I keep coming back to that phrase of "diminishing returns". For me, there is no more apt way to describe what's going on with us. It's almost like half-lives in nuclear physics - the longer we do nothing, the more we deteriorate and decay, and the harder it's going to be for the next man when we do finally change. Even this board will change one day - Arsene's getting up there in age and it's not like we're going to trot him out when he's 90, not unless there's some dark necromantic rituals going on in a cellar in Ashburton Grove somewhere. One glorious day, we will have a new manager.
So, let's come back to that whole "be careful what you wish for" bit. Knowing that Arsene will leave one day, how is it any more or less harmful to make the change now than it would be two years from now, or five, or ten? Yes, of *course* it's possible that the men in charge of this club will make the wrong decision and bring in someone wholly unsuited for the Premier League (sadly that's too abstract a concept to take to Ladbrokes or Paddy Power because man oh man I'd be putting absolute bank on that).
But, what is worse? Continuing to play the same bad-and-getting-worse hand every time out, slowly bleeding what chips we have left away, or folding it knowing that the next deal just as well could be a much better hand as it could be a worse one? Besides, how can anyone seriously still be pulling this concern-trolling nonsense when we're losing to teams we never lose to, in streaks we've never hit before in the Wenger Era, with goals flying into our net at rates that they never have before?

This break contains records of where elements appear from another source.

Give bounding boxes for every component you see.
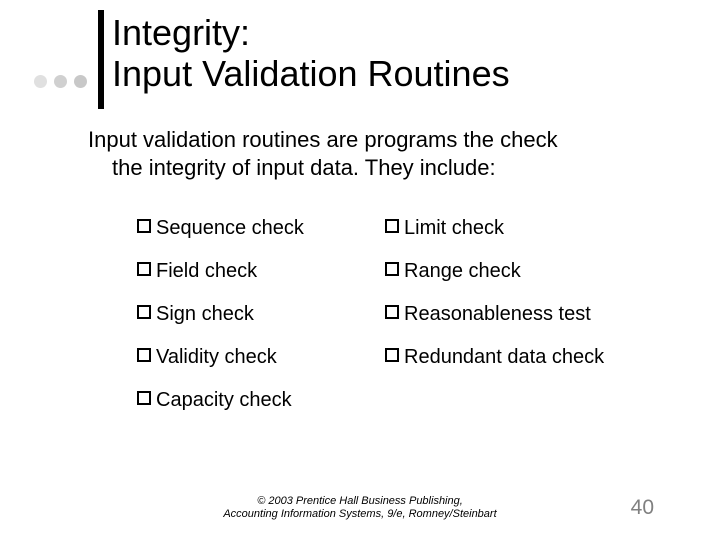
page-number: 40 — [631, 496, 654, 520]
bullet-icon — [385, 262, 399, 276]
check-item: Reasonableness test — [385, 302, 657, 326]
decor-dot — [54, 75, 67, 88]
bullet-icon — [137, 305, 151, 319]
check-item: Sign check — [137, 302, 385, 326]
check-item: Field check — [137, 259, 385, 283]
checks-row: Capacity check — [137, 388, 657, 412]
check-item: Redundant data check — [385, 345, 657, 369]
title-block: Integrity: Input Validation Routines — [112, 12, 510, 95]
check-item: Capacity check — [137, 388, 385, 412]
bullet-icon — [137, 348, 151, 362]
check-item: Validity check — [137, 345, 385, 369]
bullet-icon — [385, 305, 399, 319]
checks-row: Sign check Reasonableness test — [137, 302, 657, 326]
check-item: Sequence check — [137, 216, 385, 240]
check-item: Limit check — [385, 216, 657, 240]
bullet-icon — [385, 348, 399, 362]
bullet-icon — [137, 391, 151, 405]
body-line: the integrity of input data. They includ… — [88, 154, 648, 182]
footer-line: Accounting Information Systems, 9/e, Rom… — [0, 508, 720, 522]
checks-row: Field check Range check — [137, 259, 657, 283]
check-item: Range check — [385, 259, 657, 283]
check-label: Validity check — [156, 345, 277, 369]
title-line: Input Validation Routines — [112, 53, 510, 94]
check-label: Reasonableness test — [404, 302, 591, 326]
check-label: Sequence check — [156, 216, 304, 240]
bullet-icon — [137, 219, 151, 233]
footer-line: © 2003 Prentice Hall Business Publishing… — [0, 495, 720, 509]
check-label: Sign check — [156, 302, 254, 326]
title-line: Integrity: — [112, 12, 510, 53]
bullet-icon — [385, 219, 399, 233]
slide: Integrity: Input Validation Routines Inp… — [0, 0, 720, 540]
decor-dot — [34, 75, 47, 88]
check-label: Field check — [156, 259, 257, 283]
decor-bar — [98, 10, 104, 109]
bullet-icon — [137, 262, 151, 276]
checks-row: Sequence check Limit check — [137, 216, 657, 240]
decor-dot — [74, 75, 87, 88]
check-label: Range check — [404, 259, 521, 283]
check-label: Limit check — [404, 216, 504, 240]
check-label: Redundant data check — [404, 345, 604, 369]
body-line: Input validation routines are programs t… — [88, 126, 648, 154]
footer: © 2003 Prentice Hall Business Publishing… — [0, 495, 720, 523]
check-label: Capacity check — [156, 388, 292, 412]
title-decor — [34, 54, 104, 109]
checks-row: Validity check Redundant data check — [137, 345, 657, 369]
body-text: Input validation routines are programs t… — [88, 126, 648, 181]
checks-list: Sequence check Limit check Field check R… — [137, 216, 657, 431]
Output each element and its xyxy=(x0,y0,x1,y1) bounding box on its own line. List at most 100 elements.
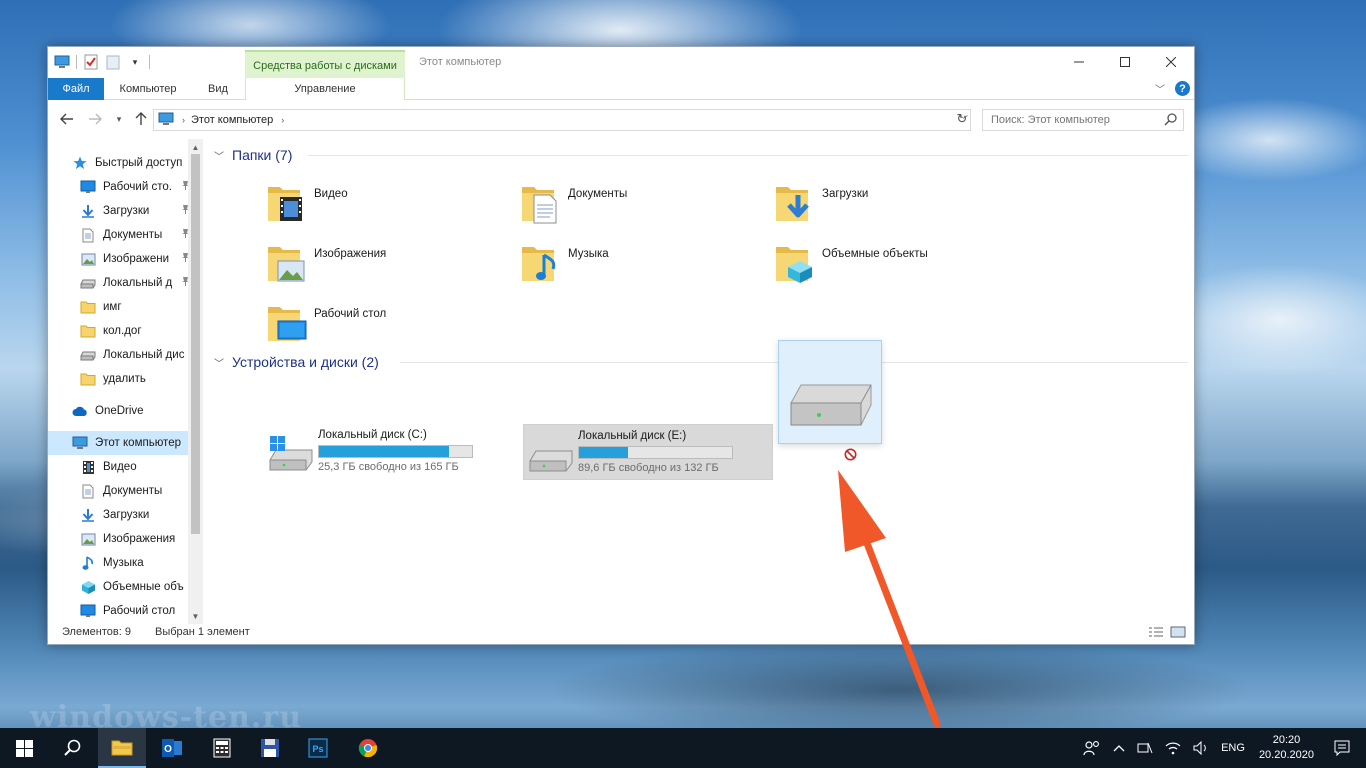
view-switcher xyxy=(1148,626,1186,641)
computer-icon[interactable] xyxy=(54,54,70,70)
breadcrumb[interactable]: Этот компьютер xyxy=(191,114,273,126)
drive-c[interactable]: Локальный диск (C:) 25,3 ГБ свободно из 1… xyxy=(264,424,514,480)
music-folder[interactable]: Музыка xyxy=(518,233,768,293)
sidebar-item[interactable]: Рабочий сто. xyxy=(48,175,192,199)
notifications-icon[interactable] xyxy=(1334,740,1350,756)
window-controls xyxy=(1056,47,1194,77)
sidebar-item[interactable]: удалить xyxy=(48,367,192,391)
search-button[interactable] xyxy=(48,728,96,768)
folder-icon xyxy=(774,241,818,285)
calculator-icon xyxy=(213,738,231,758)
tab-manage[interactable]: Управление xyxy=(245,78,405,100)
tab-file[interactable]: Файл xyxy=(48,78,104,100)
outlook-icon: O xyxy=(162,739,182,757)
minimize-button[interactable] xyxy=(1056,47,1102,77)
documents-folder[interactable]: Документы xyxy=(518,173,768,233)
devices-group-header[interactable]: ﹀ Устройства и диски (2) xyxy=(214,352,379,372)
pictures-folder[interactable]: Изображения xyxy=(264,233,514,293)
taskbar-outlook[interactable]: O xyxy=(148,728,196,768)
address-input[interactable]: › Этот компьютер › ﹀ xyxy=(153,109,971,131)
sidebar-item[interactable]: Локальный дис xyxy=(48,343,192,367)
language-indicator[interactable]: ENG xyxy=(1221,742,1245,754)
new-folder-icon[interactable] xyxy=(105,54,121,70)
close-button[interactable] xyxy=(1148,47,1194,77)
sidebar-item[interactable]: Видео xyxy=(48,455,192,479)
sidebar-item[interactable]: Музыка xyxy=(48,551,192,575)
volume-icon[interactable] xyxy=(1193,741,1209,755)
taskbar-explorer[interactable] xyxy=(98,728,146,768)
details-view-icon[interactable] xyxy=(1148,626,1164,641)
sidebar-item[interactable]: имг xyxy=(48,295,192,319)
sidebar-item-label: Загрузки xyxy=(103,205,150,217)
photoshop-icon: Ps xyxy=(308,738,328,758)
folder-icon xyxy=(520,181,564,225)
search-input[interactable] xyxy=(983,110,1153,130)
sidebar-item[interactable]: Изображения xyxy=(48,527,192,551)
large-icons-view-icon[interactable] xyxy=(1170,626,1186,641)
svg-text:O: O xyxy=(164,744,172,755)
scroll-down-icon[interactable]: ▼ xyxy=(189,609,202,623)
properties-icon[interactable] xyxy=(83,54,99,70)
forward-icon[interactable] xyxy=(86,110,104,128)
sidebar-item[interactable]: Загрузки xyxy=(48,503,192,527)
back-icon[interactable] xyxy=(58,110,76,128)
3d-objects-folder[interactable]: Объемные объекты xyxy=(772,233,1022,293)
expand-ribbon-icon[interactable]: ﹀ xyxy=(1155,81,1165,96)
taskbar-calculator[interactable] xyxy=(198,728,246,768)
drive-free-space: 25,3 ГБ свободно из 165 ГБ xyxy=(318,461,459,473)
scrollbar-thumb[interactable] xyxy=(191,154,200,534)
taskbar-chrome[interactable] xyxy=(344,728,392,768)
ribbon-tabs: Файл Компьютер Вид Управление xyxy=(48,78,1194,100)
chevron-up-icon[interactable] xyxy=(1113,744,1125,752)
sidebar-item[interactable]: Объемные объ xyxy=(48,575,192,599)
customize-toolbar-icon[interactable]: ▾ xyxy=(127,54,143,70)
desktop-icon xyxy=(80,179,96,195)
scroll-up-icon[interactable]: ▲ xyxy=(189,140,202,154)
recent-locations-icon[interactable]: ▾ xyxy=(110,110,128,128)
sidebar-item[interactable]: Локальный д xyxy=(48,271,192,295)
drive-usage-bar xyxy=(318,445,473,458)
drive-e[interactable]: Локальный диск (E:) 89,6 ГБ свободно из 1… xyxy=(523,424,773,480)
sidebar-item[interactable]: кол.дог xyxy=(48,319,192,343)
sidebar-item[interactable]: Этот компьютер xyxy=(48,431,192,455)
up-icon[interactable] xyxy=(132,110,150,128)
sidebar-item[interactable]: Документы xyxy=(48,479,192,503)
music-icon xyxy=(80,555,96,571)
sidebar-item[interactable]: Документы xyxy=(48,223,192,247)
sidebar-item-label: Локальный дис xyxy=(103,349,185,361)
network-icon[interactable] xyxy=(1137,741,1153,755)
pictures-icon xyxy=(80,251,96,267)
sidebar-item[interactable]: Рабочий стол xyxy=(48,599,192,623)
folder-icon xyxy=(111,740,133,756)
wifi-icon[interactable] xyxy=(1165,741,1181,755)
taskbar-save-app[interactable] xyxy=(246,728,294,768)
video-folder[interactable]: Видео xyxy=(264,173,514,233)
folders-group-header[interactable]: ﹀ Папки (7) xyxy=(214,145,292,165)
chevron-down-icon[interactable]: ﹀ xyxy=(214,355,224,370)
refresh-icon[interactable]: ↻ xyxy=(953,110,971,128)
folder-label: Загрузки xyxy=(822,188,869,200)
taskbar-photoshop[interactable]: Ps xyxy=(294,728,342,768)
status-bar: Элементов: 9 Выбран 1 элемент xyxy=(48,622,1194,644)
start-button[interactable] xyxy=(0,728,48,768)
drive-usage-fill xyxy=(319,446,449,457)
folder-icon xyxy=(80,299,96,315)
tab-computer[interactable]: Компьютер xyxy=(108,78,188,100)
download-icon xyxy=(80,203,96,219)
tab-view[interactable]: Вид xyxy=(198,78,238,100)
people-icon[interactable] xyxy=(1083,740,1101,756)
sidebar-item[interactable]: Быстрый доступ xyxy=(48,151,192,175)
help-icon[interactable]: ? xyxy=(1175,81,1190,96)
sidebar-item[interactable]: Загрузки xyxy=(48,199,192,223)
chevron-down-icon[interactable]: ﹀ xyxy=(214,148,224,163)
sidebar-item[interactable]: OneDrive xyxy=(48,399,192,423)
chevron-right-icon[interactable]: › xyxy=(182,115,185,125)
maximize-button[interactable] xyxy=(1102,47,1148,77)
sidebar-item[interactable]: Изображени xyxy=(48,247,192,271)
desktop-folder[interactable]: Рабочий стол xyxy=(264,293,514,353)
downloads-folder[interactable]: Загрузки xyxy=(772,173,1022,233)
search-field[interactable] xyxy=(982,109,1184,131)
folder-icon xyxy=(80,323,96,339)
clock[interactable]: 20:20 20.20.2020 xyxy=(1259,733,1314,763)
chevron-right-icon[interactable]: › xyxy=(281,115,284,125)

To reiterate: What is the positives, the value-add, in keeping Arsene at this point? What is the argument for it? Any one I can think of gets a million holes Tommy-gunned into them with every passing week where we have to watch this uninterested team pass the ball sideways and get picked apart by the same tactics that were tripping us up in 2006.
Let's be clear - we certainly do not have the divine right to win trophies, or even to be an above-average side. But, what we do have the right to is a club that does everything in its power to meet those objectives, and frankly, even more ambitious one than those. We deserve and are entitled to the club's best fist of it. Sometimes we may succeed and sometimes we may fail, and that's fine. It is beyond question though that we have quite a few institutional advantages - wealth, location in one of the biggest capitals on the continent, a previous history of winning, some pretty damn good players in the squad when properly motivated - that should make success a lot more likely than failure.
This state of affairs is, emphatically and without question, deficient to those requirements. The facts, plain as day, are that Arsene Wenger is no longer a top-class manager, and he no longer is capable of succeeding at Arsenal Football Club. Last season's 2nd-place finish was an obvious mirage in what was a down year for all of the other major players.
I saw something once on a whiteboard at my old company, which at the time I wrote off as corporate-babble nonsense but seems unbelievably apropos now. It simply said "Hope is not a strategy." Hoping Arsene can, in the face of all available evidence, turn this around is not a strategy, and it's not good enough coming from a club of our size and resources.
It's time. It was time 5 years ago or more, but it's REALLY time now.